Wrong on so many levels.
Sorry about the 2nd diary today, but I didn't see anyone else posting this.
The longtime editor of The Progressive magazine was swept up in arrests Thursday during the Capitol's daily lunch hour protests against Gov. Scott Walker.
Liberal writer and Walker critic Matt Rothschild was arrested by Capitol Police on a misdemeanor obstruction and resisting arrest charge and released on $300 bail after photographing the arrests of other demonstrators singing in the rotunda. Rothschild said he didn't comply with an officer's order to move from the area of the arrest but did identify himself as a working journalist.
They KNEW who he was because this wasn't the first time he was arrested by the Capitol Police:
Rothschild was also arrested at the Capitol in November 2011 for wearing a sign and taking pictures in the Assembly gallery, both practices which lawmakers in that body have not allowed.
22 people were arrested today in the ongoing oppression of folks who have been singing every weekday for over 2 years in the rotunda of the Wisconsin State Capitol. They have the right to be there because the Wisconsin State Constitution clearly says that the rights to assemble will NEVER be abridged.

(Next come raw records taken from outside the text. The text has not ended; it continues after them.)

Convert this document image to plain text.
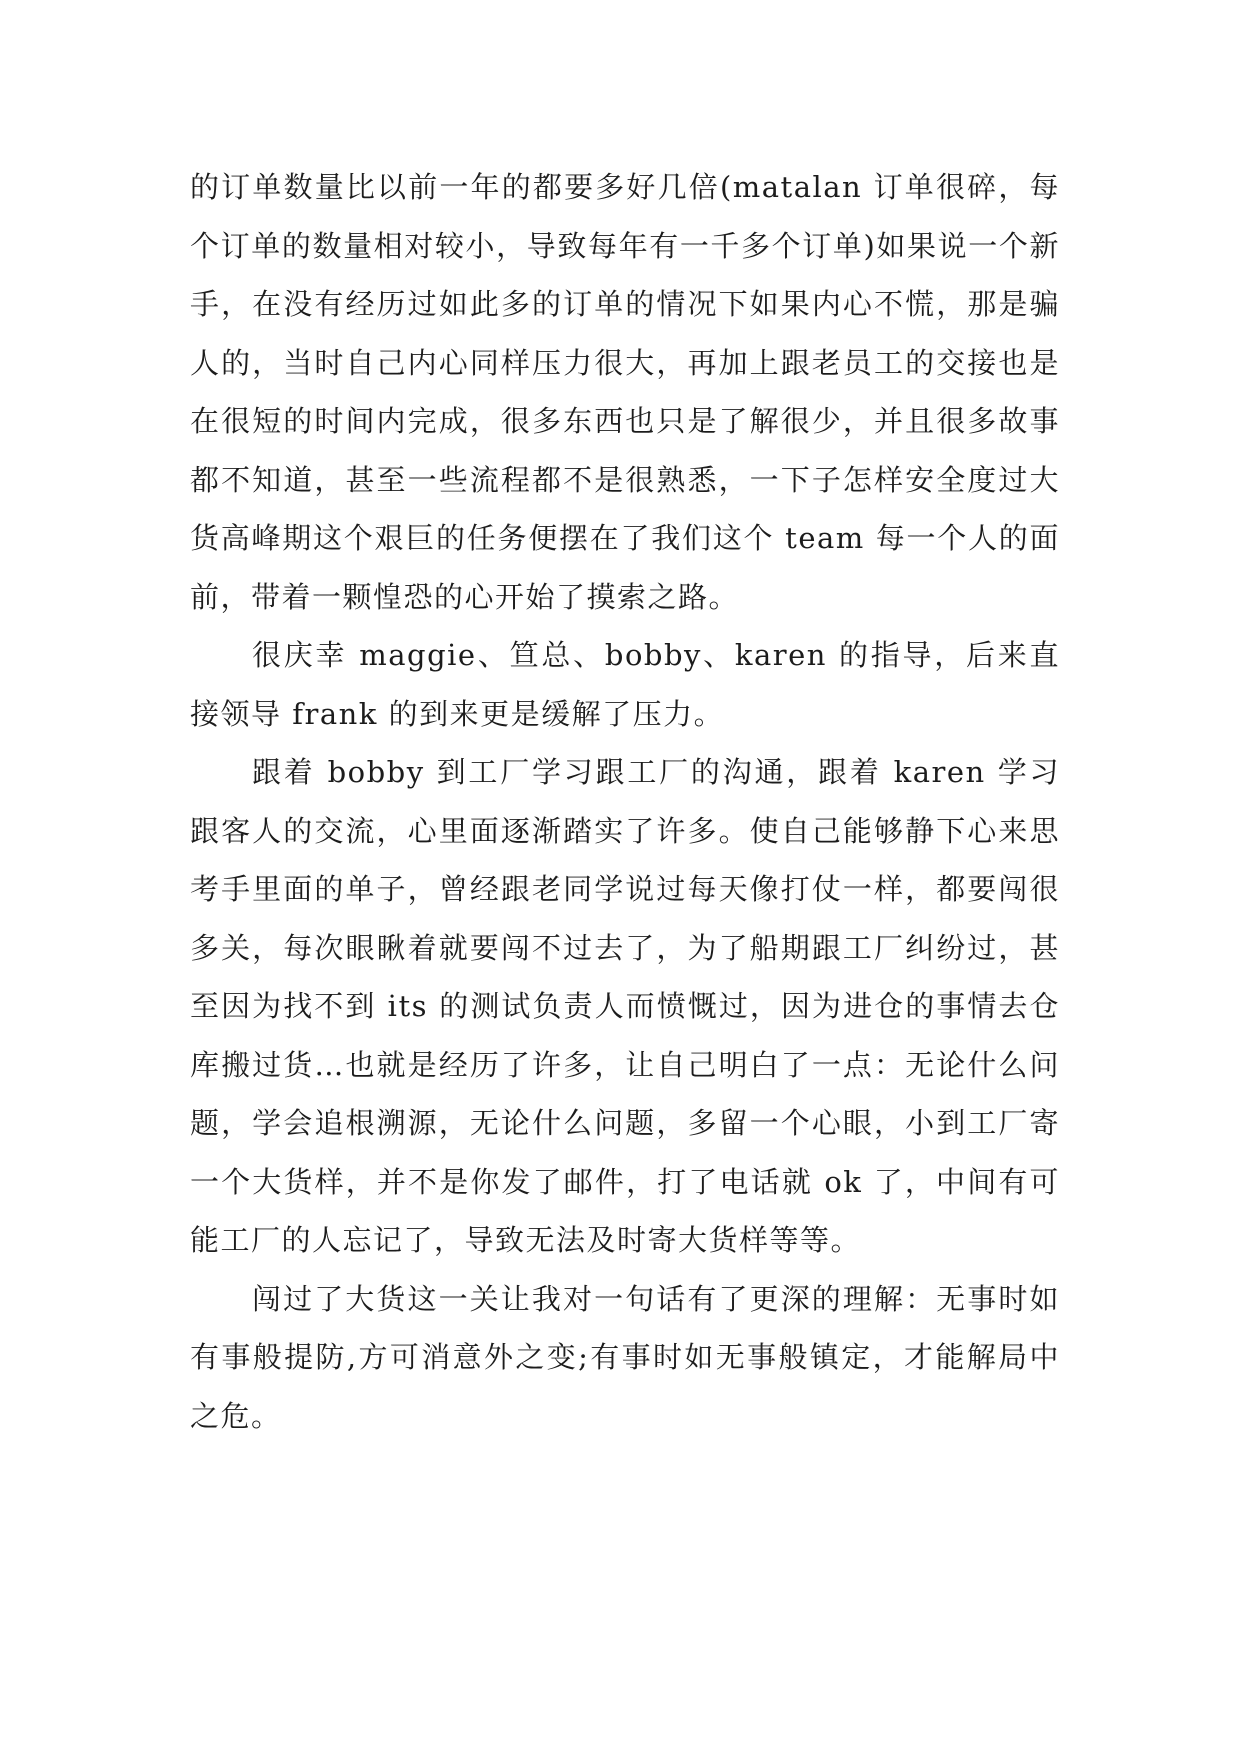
的订单数量比以前一年的都要多好几倍(matalan 订单很碎，每个订单的数量相对较小，导致每年有一千多个订单)如果说一个新手，在没有经历过如此多的订单的情况下如果内心不慌，那是骗人的，当时自己内心同样压力很大，再加上跟老员工的交接也是在很短的时间内完成，很多东西也只是了解很少，并且很多故事都不知道，甚至一些流程都不是很熟悉，一下子怎样安全度过大货高峰期这个艰巨的任务便摆在了我们这个 team 每一个人的面前，带着一颗惶恐的心开始了摸索之路。

很庆幸 maggie、笪总、bobby、karen 的指导，后来直接领导 frank 的到来更是缓解了压力。

跟着 bobby 到工厂学习跟工厂的沟通，跟着 karen 学习跟客人的交流，心里面逐渐踏实了许多。使自己能够静下心来思考手里面的单子，曾经跟老同学说过每天像打仗一样，都要闯很多关，每次眼瞅着就要闯不过去了，为了船期跟工厂纠纷过，甚至因为找不到 its 的测试负责人而愤慨过，因为进仓的事情去仓库搬过货…也就是经历了许多，让自己明白了一点：无论什么问题，学会追根溯源，无论什么问题，多留一个心眼，小到工厂寄一个大货样，并不是你发了邮件，打了电话就 ok 了，中间有可能工厂的人忘记了，导致无法及时寄大货样等等。

闯过了大货这一关让我对一句话有了更深的理解：无事时如有事般提防,方可消意外之变;有事时如无事般镇定，才能解局中之危。
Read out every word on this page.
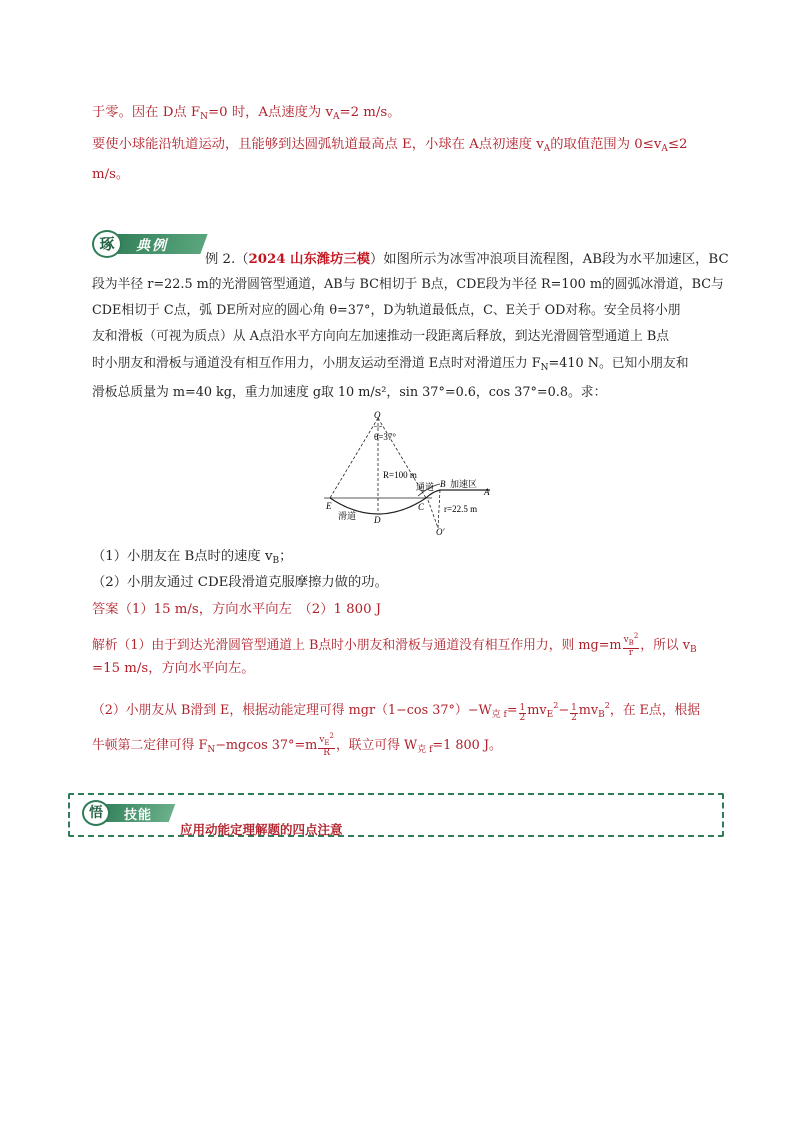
于零。因在 D点 $F_N=0$ 时，A点速度为 $v_A=2$ m/s。
要使小球能沿轨道运动，且能够到达圆弧轨道最高点 E，小球在 A点初速度 $v_A$的取值范围为 $0\le v_A\le 2$
m/s。
琢	典例
例 2.（2024 山东潍坊三模）如图所示为冰雪冲浪项目流程图，AB段为水平加速区，BC
段为半径 r=22.5 m的光滑圆管型通道，AB与 BC相切于 B点，CDE段为半径 R=100 m的圆弧冰滑道，BC与
CDE相切于 C点，弧 DE所对应的圆心角 θ=37°，D为轨道最低点，C、E关于 OD对称。安全员将小朋
友和滑板（可视为质点）从 A点沿水平方向向左加速推动一段距离后释放，到达光滑圆管型通道上 B点
时小朋友和滑板与通道没有相互作用力，小朋友运动至滑道 E点时对滑道压力 $F_N=410$ N。已知小朋友和
滑板总质量为 m=40 kg，重力加速度 g取 10 m/s²，sin 37°=0.6，cos 37°=0.8。求：
O
θ=37°
R=100 m
通道 B 加速区
A
E
D
C
滑道
r=22.5 m
O′
（1）小朋友在 B点时的速度 $v_B$；
（2）小朋友通过 CDE段滑道克服摩擦力做的功。
答案（1）15 m/s，方向水平向左　（2）1 800 J
解析（1）由于到达光滑圆管型通道上 B点时小朋友和滑板与通道没有相互作用力，则 $mg=m \frac{v_B^2}{r}$ ，所以 $v_B$
=15 m/s，方向水平向左。
（2）小朋友从 B滑到 E，根据动能定理可得 mgr（1−cos $37^\circ)-W_{克 f}= \frac{1}{2} mv_E^2- \frac{1}{2} mv_B^2$，在 E点，根据
牛顿第二定律可得 $F_N-mgcos$ $37^\circ=m \frac{v_E^2}{R}$ ，联立可得 $W_{克 f}=1$ 800 J。
悟	技能
应用动能定理解题的四点注意
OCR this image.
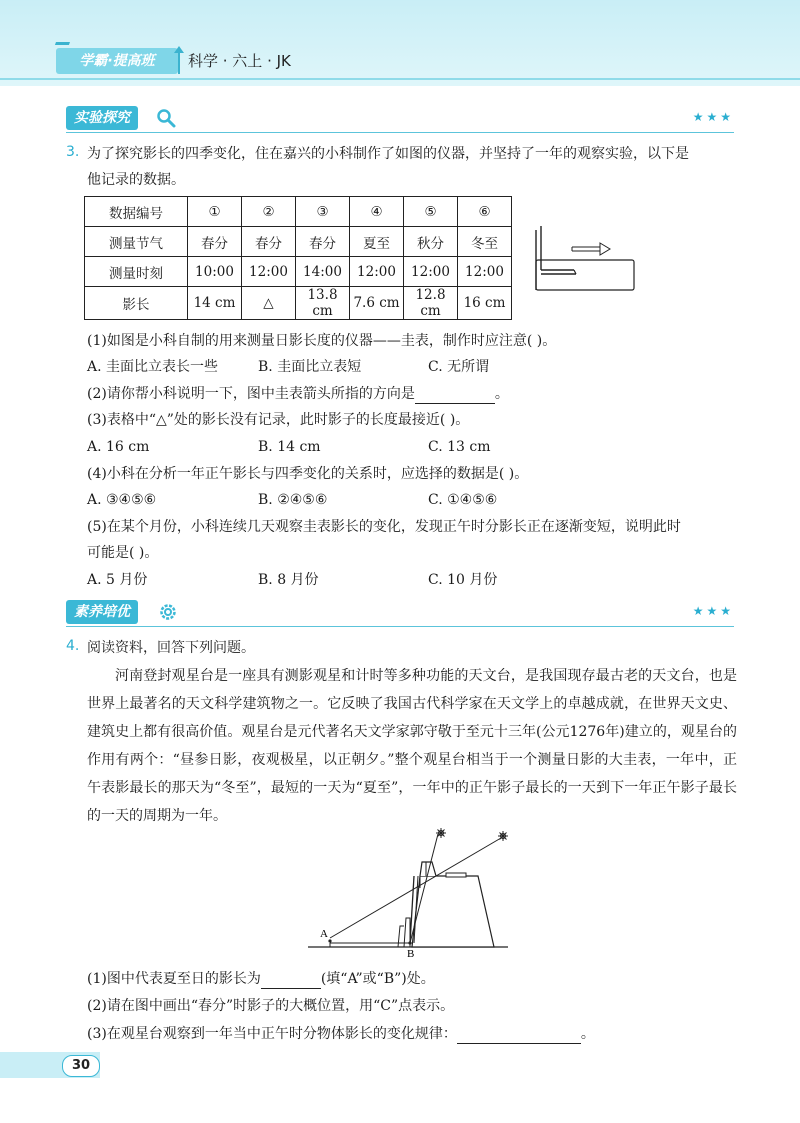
学霸·提高班	科学 · 六上 · JK
实验探究	★★★
3. 为了探究影长的四季变化，住在嘉兴的小科制作了如图的仪器，并坚持了一年的观察实验，以下是
他记录的数据。
数据编号	①	②	③	④	⑤	⑥
测量节气	春分	春分	春分	夏至	秋分	冬至
测量时刻	10:00	12:00	14:00	12:00	12:00	12:00
影长	14 cm	△	13.8 cm	7.6 cm	12.8 cm	16 cm
(1)如图是小科自制的用来测量日影长度的仪器——圭表，制作时应注意( )。
A. 圭面比立表长一些	B. 圭面比立表短	C. 无所谓
(2)请你帮小科说明一下，图中圭表箭头所指的方向是	。
(3)表格中“△”处的影长没有记录，此时影子的长度最接近( )。
A. 16 cm	B. 14 cm	C. 13 cm
(4)小科在分析一年正午影长与四季变化的关系时，应选择的数据是( )。
A. ③④⑤⑥	B. ②④⑤⑥	C. ①④⑤⑥
(5)在某个月份，小科连续几天观察圭表影长的变化，发现正午时分影长正在逐渐变短，说明此时
可能是( )。
A. 5 月份	B. 8 月份	C. 10 月份
素养培优	★★★
4. 阅读资料，回答下列问题。
河南登封观星台是一座具有测影观星和计时等多种功能的天文台，是我国现存最古老的天文台，也是世界上最著名的天文科学建筑物之一。它反映了我国古代科学家在天文学上的卓越成就，在世界天文史、建筑史上都有很高价值。观星台是元代著名天文学家郭守敬于至元十三年(公元1276年)建立的，观星台的作用有两个：“昼参日影，夜观极星，以正朝夕。”整个观星台相当于一个测量日影的大圭表，一年中，正午表影最长的那天为“冬至”，最短的一天为“夏至”，一年中的正午影子最长的一天到下一年正午影子最长的一天的周期为一年。
A
B
(1)图中代表夏至日的影长为	(填“A”或“B”)处。
(2)请在图中画出“春分”时影子的大概位置，用“C”点表示。
(3)在观星台观察到一年当中正午时分物体影长的变化规律：	。
30
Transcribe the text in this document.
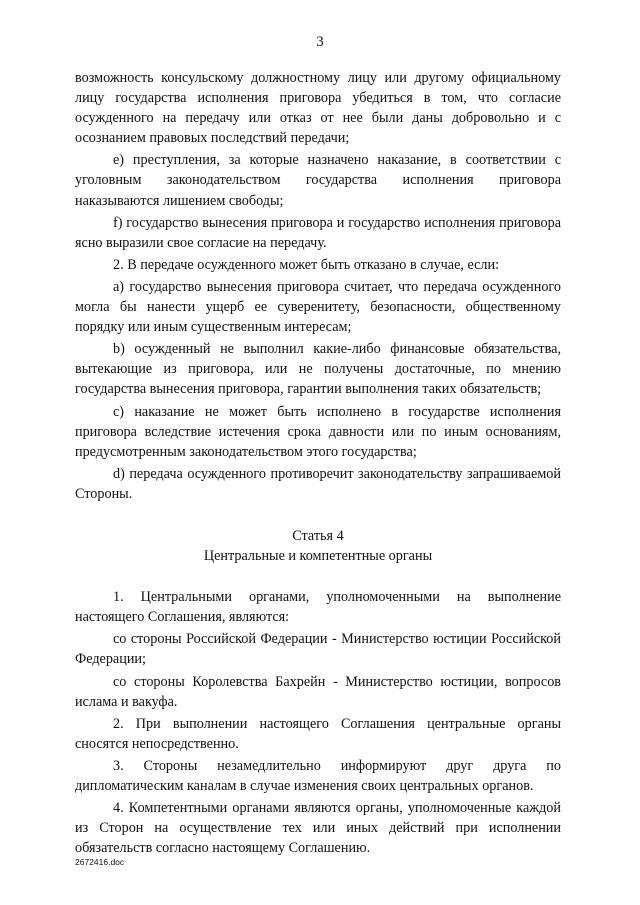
3

возможность консульскому должностному лицу или другому официальному лицу государства исполнения приговора убедиться в том, что согласие осужденного на передачу или отказ от нее были даны добровольно и с осознанием правовых последствий передачи;

e) преступления, за которые назначено наказание, в соответствии с уголовным законодательством государства исполнения приговора наказываются лишением свободы;

f) государство вынесения приговора и государство исполнения приговора ясно выразили свое согласие на передачу.

2. В передаче осужденного может быть отказано в случае, если:

a) государство вынесения приговора считает, что передача осужденного могла бы нанести ущерб ее суверенитету, безопасности, общественному порядку или иным существенным интересам;

b) осужденный не выполнил какие-либо финансовые обязательства, вытекающие из приговора, или не получены достаточные, по мнению государства вынесения приговора, гарантии выполнения таких обязательств;

c) наказание не может быть исполнено в государстве исполнения приговора вследствие истечения срока давности или по иным основаниям, предусмотренным законодательством этого государства;

d) передача осужденного противоречит законодательству запрашиваемой Стороны.

Статья 4

Центральные и компетентные органы

1. Центральными органами, уполномоченными на выполнение настоящего Соглашения, являются:

со стороны Российской Федерации - Министерство юстиции Российской Федерации;

со стороны Королевства Бахрейн - Министерство юстиции, вопросов ислама и вакуфа.

2. При выполнении настоящего Соглашения центральные органы сносятся непосредственно.

3. Стороны незамедлительно информируют друг друга по дипломатическим каналам в случае изменения своих центральных органов.

4. Компетентными органами являются органы, уполномоченные каждой из Сторон на осуществление тех или иных действий при исполнении обязательств согласно настоящему Соглашению.

2672416.doc
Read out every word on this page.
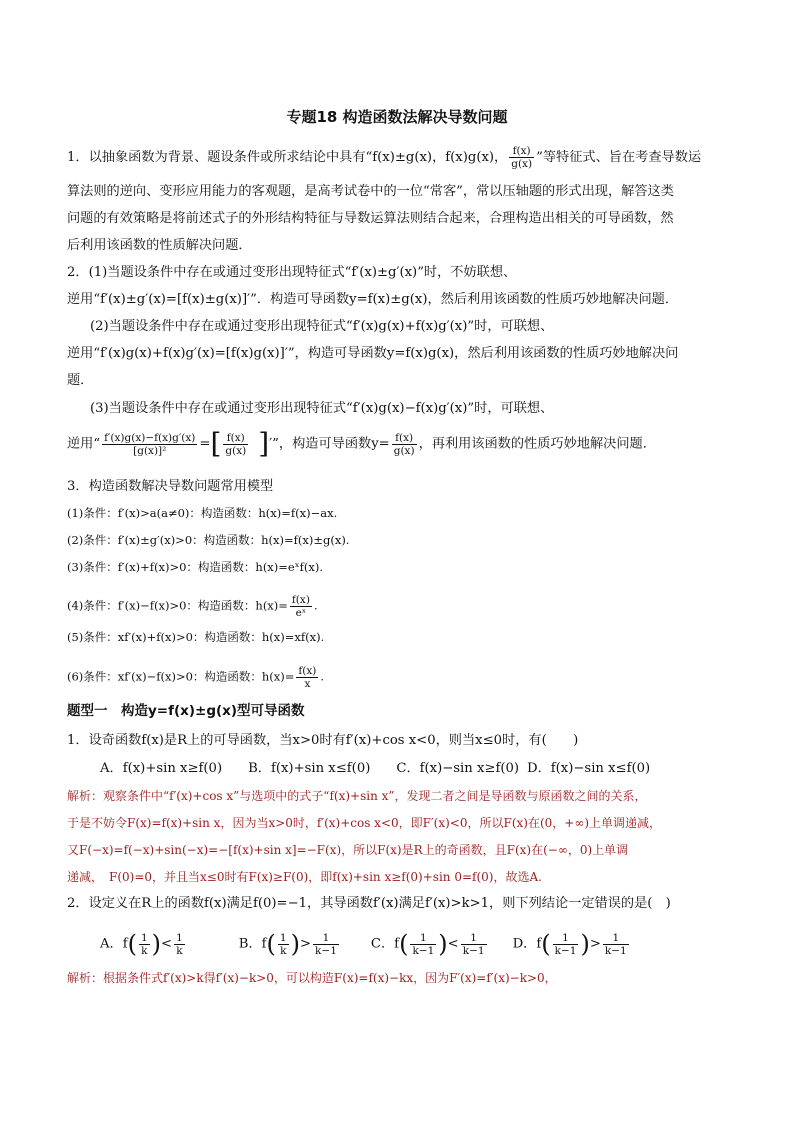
专题18 构造函数法解决导数问题
1．以抽象函数为背景、题设条件或所求结论中具有“f(x)±g(x)，f(x)g(x)， $\frac{f(x)}{g(x)}$ ”等特征式、旨在考查导数运
算法则的逆向、变形应用能力的客观题，是高考试卷中的一位“常客”，常以压轴题的形式出现，解答这类
问题的有效策略是将前述式子的外形结构特征与导数运算法则结合起来，合理构造出相关的可导函数，然
后利用该函数的性质解决问题．
2．(1)当题设条件中存在或通过变形出现特征式“f′(x)±g′(x)”时，不妨联想、
逆用“f′(x)±g′(x)=[f(x)±g(x)]′”．构造可导函数y=f(x)±g(x)，然后利用该函数的性质巧妙地解决问题．
(2)当题设条件中存在或通过变形出现特征式“f′(x)g(x)+f(x)g′(x)”时，可联想、
逆用“f′(x)g(x)+f(x)g′(x)=[f(x)g(x)]′”，构造可导函数y=f(x)g(x)，然后利用该函数的性质巧妙地解决问
题．
(3)当题设条件中存在或通过变形出现特征式“f′(x)g(x)−f(x)g′(x)”时，可联想、
逆用“ $\frac{f'(x)g(x)-f(x)g'(x)}{\text{[g(x)]²}}$ =[ $\frac{f(x)}{g(x)}$ ]′”，构造可导函数$y= \frac{f(x)}{g(x)}$ ，再利用该函数的性质巧妙地解决问题．
3．构造函数解决导数问题常用模型
(1)条件：f′(x)>a(a≠0)：构造函数：h(x)=f(x)−ax.
(2)条件：f′(x)±g′(x)>0：构造函数：h(x)=f(x)±g(x).
(3)条件：f′(x)+f(x)>0：构造函数：h(x)=eˣf(x).
(4)条件：f′(x)−f(x)>0：构造函数：$h(x)= \frac{f(x)}{\text{eˣ}}$ .
(5)条件：xf′(x)+f(x)>0：构造函数：h(x)=xf(x).
(6)条件：xf′(x)−f(x)>0：构造函数：$h(x)= \frac{f(x)}{x}$ .
题型一　构造y=f(x)±g(x)型可导函数
1．设奇函数f(x)是R上的可导函数，当x>0时有f′(x)+cos x<0，则当x≤0时，有(　　)
A．f(x)+sin x≥f(0) B．f(x)+sin x≤f(0) C．f(x)−sin x≥f(0) D．f(x)−sin x≤f(0)
解析：观察条件中“f′(x)+cos x”与选项中的式子“f(x)+sin x”，发现二者之间是导函数与原函数之间的关系，
于是不妨令F(x)=f(x)+sin x，因为当x>0时，f′(x)+cos x<0，即F′(x)<0，所以F(x)在(0，+∞)上单调递减，
又F(−x)=f(−x)+sin(−x)=−[f(x)+sin x]=−F(x)，所以F(x)是R上的奇函数，且F(x)在(−∞，0)上单调
递减，　F(0)=0，并且当x≤0时有F(x)≥F(0)，即f(x)+sin x≥f(0)+sin 0=f(0)，故选A.
2．设定义在R上的函数f(x)满足f(0)=−1，其导函数f′(x)满足f′(x)>k>1，则下列结论一定错误的是(　)
A．$f( \frac{1}{k}$ )< $\frac{1}{k}$	B．$f( \frac{1}{k}$ )> $\frac{1}{k-1}$ C．$f( \frac{1}{k-1}$ )< $\frac{1}{k-1}$ D．$f( \frac{1}{k-1}$ )> $\frac{1}{k-1}$
解析：根据条件式f′(x)>k得f′(x)−k>0，可以构造F(x)=f(x)−kx，因为F′(x)=f′(x)−k>0，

Mark Clear, a Madison City Council Assemblyman, was also arrested. He has become the first elected official to be arrested at the Singalong.
This is just plain sick.
More as information becomes available.
Matt has now written about his "experience" here in the Progressive Magazine, of course. He relates how he was interviewing people and taking pictures he noted that a member of the Raging Grannies was being arrested and went to take photos:
I was hoping to get a picture of Block as she entered the elevator, the kind of picture that has been taken many times in the last couple of weeks.
But the police officers said to stand back. I said I was a journalist, the editor of The Progressive magazine.
“You can’t be here,” they said.
“I’m with the press,” I said. “I have a right to be here.”
Whereupon, without a warning that I’d be arrested, Officer S. B. Mael grabbed my hands and put them behind my back, cuffed them, and said, “Obstruction.”
“That’s ridiculous,” Block said, as she was put in the elevator.
“This is getting absurd, guys,” I said to the officers, who refused to engage with me.
They took me to the basement of the capitol, frisked me, and put me in a chair.
Block, who was then sitting nearby, said, “It’s pleasure to be arrested with you.”
Hey, Capitol Police! You seem to be missing your brown shirts.